Nazir, chapitre 2, michna 10. Dans la continuité du cas de la michna précédente, cette michna traite elle aussi de celui qui a pris sur lui deux voeux de nezirout, et de la question de savoir comment les compter l'un après l'autre.
Le cas :
Un homme a pris sur lui un nezirout qui prendra effet lorsqu'il aura un fils - un nezirout de trente jours - et il a en outre pris sur lui un nezirout de cent jours. Comme dans la michna précédente, il commence d'abord à compter son nezirout de cent jours, avant que sa femme n'accouche, et au milieu des cent jours elle donne naissance à un fils.

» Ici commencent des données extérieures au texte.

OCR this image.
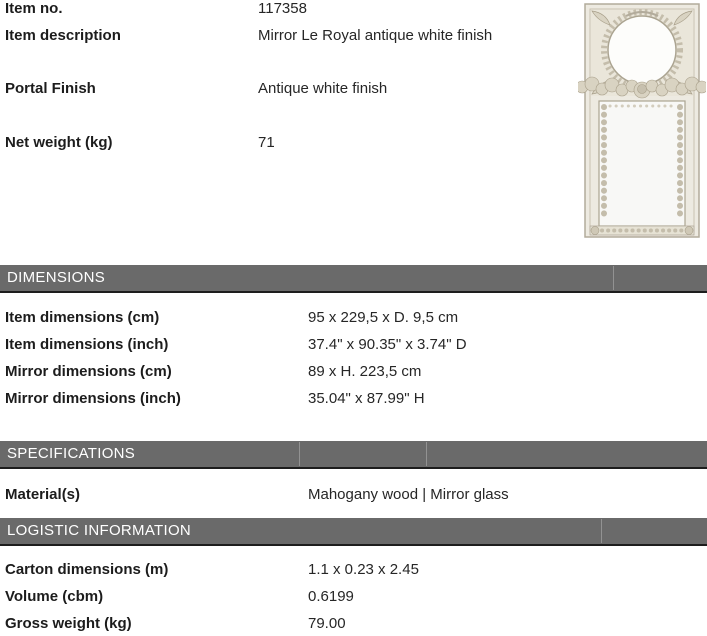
Item no.	117358
Item description	Mirror Le Royal antique white finish
Portal Finish	Antique white finish
Net weight (kg)	71
DIMENSIONS
Item dimensions (cm)	95 x 229,5 x D. 9,5 cm
Item dimensions (inch)	37.4" x 90.35" x 3.74" D
Mirror dimensions (cm)	89 x H. 223,5 cm
Mirror dimensions (inch)	35.04" x 87.99" H
SPECIFICATIONS
Material(s)	Mahogany wood | Mirror glass
LOGISTIC INFORMATION
Carton dimensions (m)	1.1 x 0.23 x 2.45
Volume (cbm)	0.6199
Gross weight (kg)	79.00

Le fils naît avant le soixante-dixième jour :
Si elle a donné naissance au fils avant que soient passés soixante-dix jours de ses cent jours de nezirout - "lo hifsid keloum" - il n'a rien perdu, car il lui reste encore au moins trente jours. Comment procède-t-il ? Il interrompt son compte et compte trente jours pour le nezirout de son fils, se rase la tête et apporte ses offrandes, puis il complète ensuite le reste. Par exemple : le fils lui naît le soixantième jour du nezirout de cent jours - il compte trente jours pour son fils, se rase et apporte ses offrandes, et il lui reste quarante jours pour compléter son nezirout. Il n'y a ici aucune perte, car de toute façon il lui fallait encore attendre quarante jours.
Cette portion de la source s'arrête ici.